O levantamento também mostra que o crescimento das empresas nas redes vem acompanhado de maior concentração. Cerca de 16% das publicações corporativas são feitas por contas classificadas como gigantes, responsáveis por 53% de toda a interação desse grupo. O dado sugere que boa parte do alcance ainda está concentrada em poucos grandes players do mercado.

Entre os influenciadores individuais, por outro lado, o cenário aparece mais pulverizado. A presença de perfis de diferentes tamanhos, de pequenos criadores a grandes nomes do segmento, contribui para uma distribuição mais ampla do engajamento e para maior proximidade com nichos específicos de audiência.

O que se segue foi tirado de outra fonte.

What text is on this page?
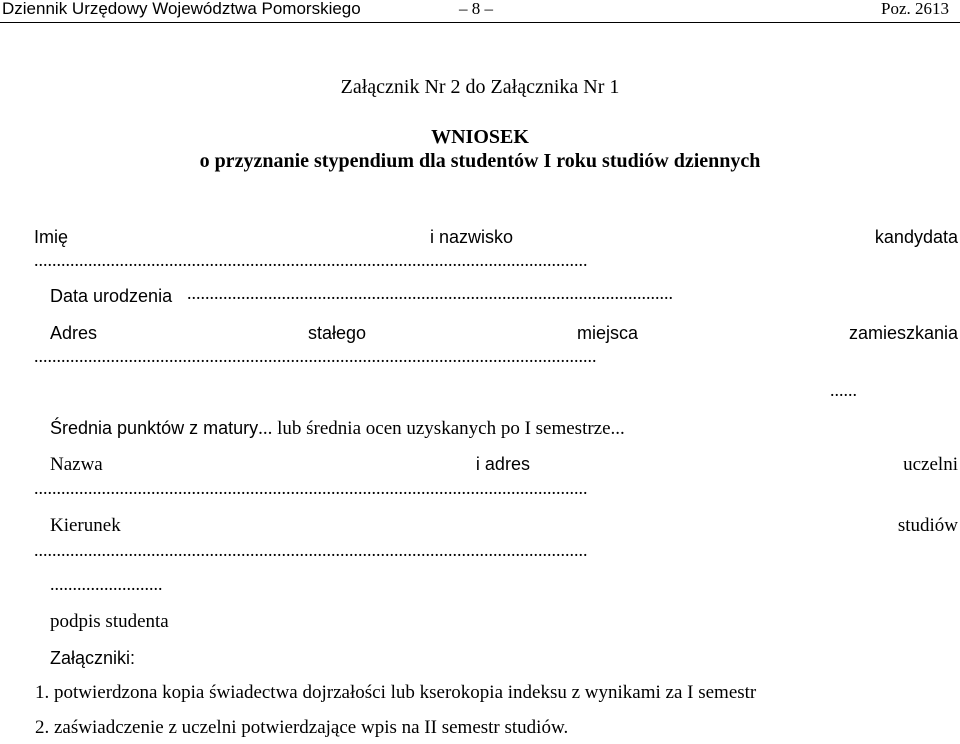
Dziennik Urzędowy Województwa Pomorskiego	– 8 –	Poz. 2613
Załącznik Nr 2 do Załącznika Nr 1
WNIOSEK
o przyznanie stypendium dla studentów I roku studiów dziennych
Imię	i nazwisko	kandydata
...........................................................................................................................
Data urodzenia ............................................................................................................
Adres	stałego	miejsca	zamieszkania
.............................................................................................................................
......
Średnia punktów z matury... lub średnia ocen uzyskanych po I semestrze...
Nazwa	i adres	uczelni
...........................................................................................................................
Kierunek	studiów
...........................................................................................................................
.........................
podpis studenta
Załączniki:
1. potwierdzona kopia świadectwa dojrzałości lub kserokopia indeksu z wynikami za I semestr
2. zaświadczenie z uczelni potwierdzające wpis na II semestr studiów.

As diferenças também se refletem na dinâmica de cada plataforma. O X continua sendo o principal canal de publicações tanto para pessoas físicas quanto para empresas, concentrando 39,1% dos posts dos influenciadores individuais e 36,1% dos corporativos. Ainda assim, os perfis de empresas registraram queda de 52,2% no engajamento médio na rede. No YouTube, o cenário muda: os perfis corporativos concentram 61,5% das interações da plataforma, indicando maior força em conteúdos mais aprofundados e institucionais. Já no Instagram, os influenciadores individuais seguem dominando, reunindo 66,7% das interações totais.

Segundo Amanda, o comportamento do público varia conforme o tipo de informação buscada. “Em alguns momentos, as pessoas procuram orientação prática. Em outros, querem compreender o que está acontecendo no mercado. Esse equilíbrio entre explicação e aplicação tem sido central para manter a atenção e o interesse do público”, diz.